More than 3,500 patients statewide are currently hospitalized with COVID-19, and ICU hospitalizations have more than doubled since December 1, 2021. In addition, the winter season is spurring an increasing number of flu and respiratory syncytial virus (RSV) cases in Virginia, impacting hospital capacity.
Bell also noted the district is “starting to see some COVID-flu infections,” and recommended getting a flu vaccine to help thwart that illness.
Northam also encouraged taking the following easy steps to help:
*It’s a good idea to stay away from people who have not gotten their shots.

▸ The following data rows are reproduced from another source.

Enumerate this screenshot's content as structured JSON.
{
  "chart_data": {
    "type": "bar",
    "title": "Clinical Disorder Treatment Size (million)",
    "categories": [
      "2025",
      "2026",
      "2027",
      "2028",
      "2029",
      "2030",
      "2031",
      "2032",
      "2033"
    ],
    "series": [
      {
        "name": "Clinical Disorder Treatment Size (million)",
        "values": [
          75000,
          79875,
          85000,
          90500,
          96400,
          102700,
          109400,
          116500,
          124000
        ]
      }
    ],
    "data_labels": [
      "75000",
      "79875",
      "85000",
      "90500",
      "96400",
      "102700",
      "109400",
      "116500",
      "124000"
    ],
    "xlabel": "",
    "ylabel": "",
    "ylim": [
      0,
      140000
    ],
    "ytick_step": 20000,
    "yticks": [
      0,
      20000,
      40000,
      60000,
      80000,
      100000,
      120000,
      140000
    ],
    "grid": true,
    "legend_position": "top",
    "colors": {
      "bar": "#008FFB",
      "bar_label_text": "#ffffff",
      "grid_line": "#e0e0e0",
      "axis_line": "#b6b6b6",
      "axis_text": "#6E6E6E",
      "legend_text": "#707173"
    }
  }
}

*It’s a good idea to wear a mask when you’re around other people, especially if you don’t know whether they have been vaccinated.

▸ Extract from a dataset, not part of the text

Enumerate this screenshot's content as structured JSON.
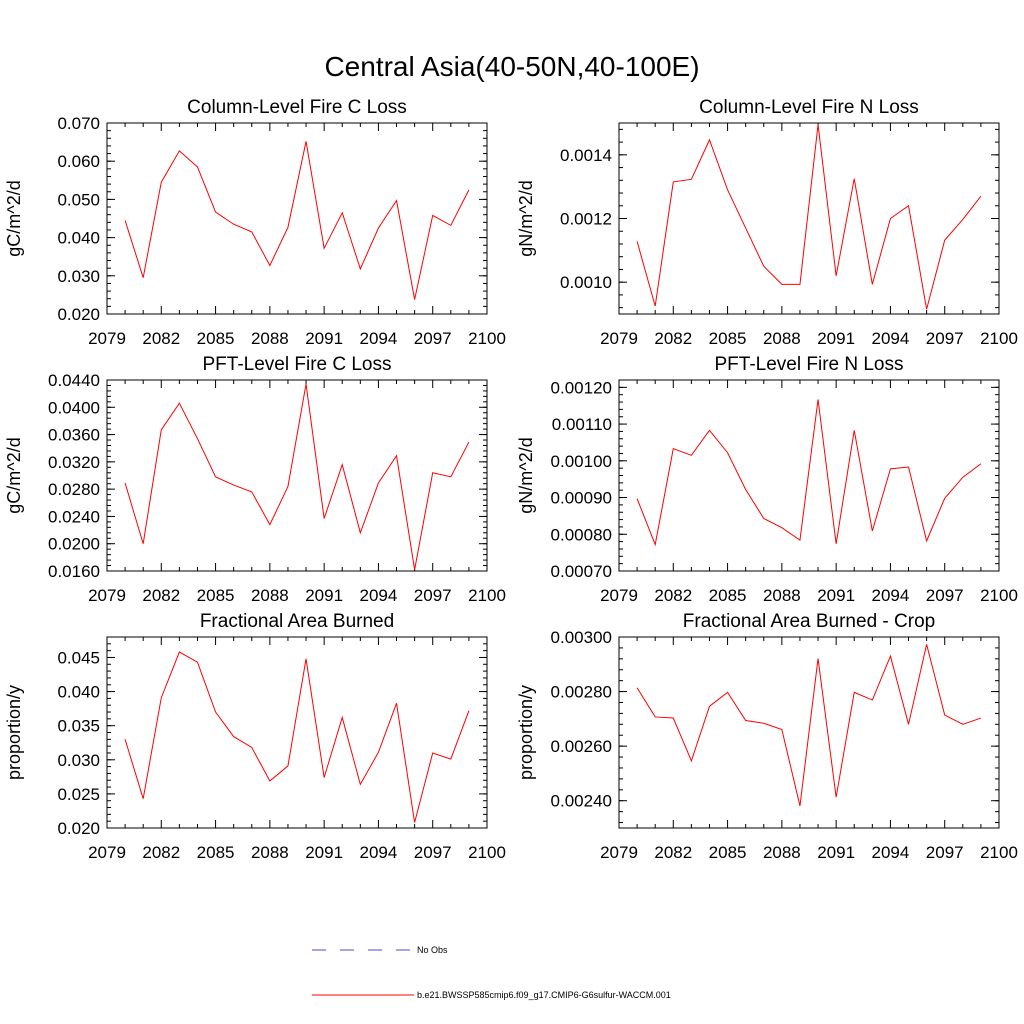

*If you have not gotten a booster shot, now is the time to do it. Shots are widely available at pharmacies, doctor’s offices, and local health departments across Virginia.
*If you have children aged five and above, now is the time to get them vaccinated. This will make it easier and safer for them to go back to school.
*If you have chosen not to get your shots, you need to wear a mask and practice social distancing—to protect yourself and other people.
Locally, and as of January 3, 40.2 percent of the population, or 7,080 people, in Patrick County were fully vaccinated, according to the VDH, which noted that. 45.3 percent of the population has received at least one dose, and 46.6 percent of the adult population is fully vaccinated.
In Henry County, 47.9 percent of the population, or 24,215 people, are fully vaccinated, with 54.5 percent of the population receiving at least one dose, and 56 percent of the adult population fully vaccinated.
In the City of Martinsville, 54.8 percent of the population, or 6,884 people, are fully vaccinated, with 61.2 percent receiving at least one dose, and 69.1 percent of the adult population fully vaccinated.